Friday, 14 March 2014

Your own menu

Making Memories, Friday 7th March

The theme for the session was food from your travels abroad, and first tastes of foreign food here. I brought in Mediterranean bread, ciabatta bread, olives, sun dried tomatoes. bread sticks and some dipping oils. We discussed food stuffs that are familiar and are taken for granted in our modern world, for example curries- a firm favourite for many people-  but for most of the older generation I worked with today,  described as almost exotic and 'not for them'. As we get older for many of us we are programmed to the foods of our youth, to our traditional cuisine.

However, trying new flavours in familiar food stuffs worked really well- many people were squeamish about trying sun-dried tomatoes on their own, but happily munched on sun-dried tomatoes as an ingredient in the Mediterranean Bread. In both venues the staff said they would be trying this activity out again with different food stuffs. 

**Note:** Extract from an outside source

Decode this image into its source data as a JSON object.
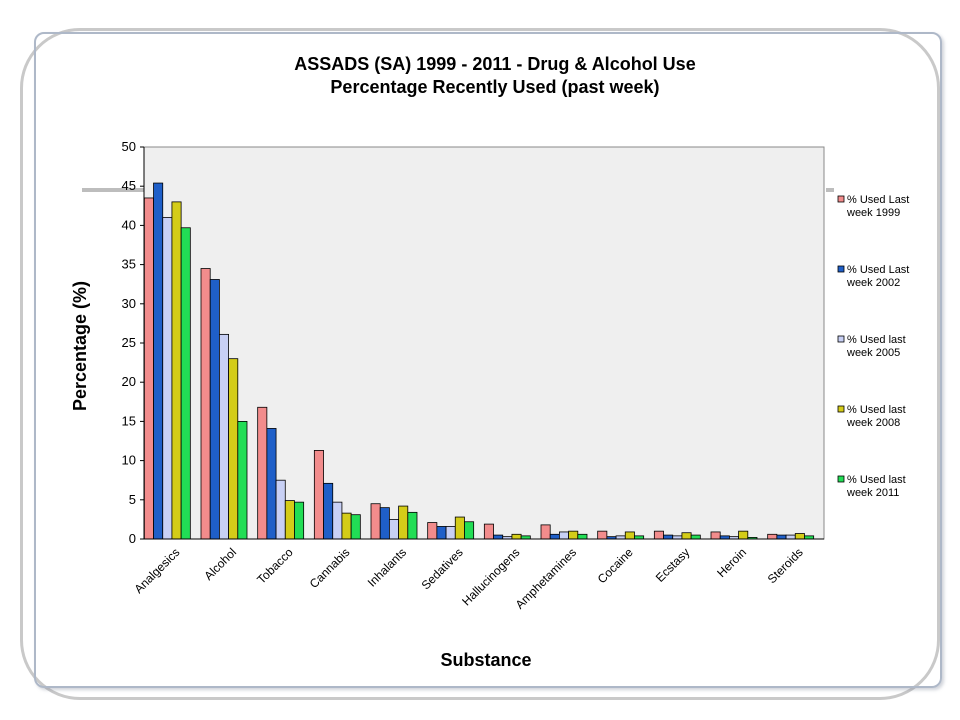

Taste is one of our most robust senses, although there is a small decline in taste in people over 60, older people need much more salt and sugar to be able to detect them. 

Trying the new foods out, stimulated conversations about first times for different foods and rationing... I feel its so important that with reminiscence activities we also also think about the future, you're never to old to try new things, and plan for the future- which takes me to the second activity- planning a perfect menu. 

The idea:

1. Prepare: gather together a range of 'vintage' and new menus, have a look for copies from your local cafe or restaurant and/or download ones from the internet.

2. Discuss then write down ideas for your perfect three course meal.  You can take inspiration from childhood favourites, or the fanciest restaurants, or family traditions... Don't forget to include a drink (or two)

selecting words from menu designs

3. Ask individuals to select words such as 'Menu' or 'Starter' from the 'real' menus, or printouts, then create a sandwich with a piece of plain paper at the bottom (cartridge paper or watercolour paper is nice) then a sheet of carbon paper then the printed menu on top.

4. Participants can then copy the selected word/s onto their paper. Encourage them to take different design elements and words from different menus to create something unique.

5. Finally participants can add their own choices to the menu, creating something truely unique.

6. Think about how these menu's could be used in a care setting or with family? eg. to help celebrate a special occasion?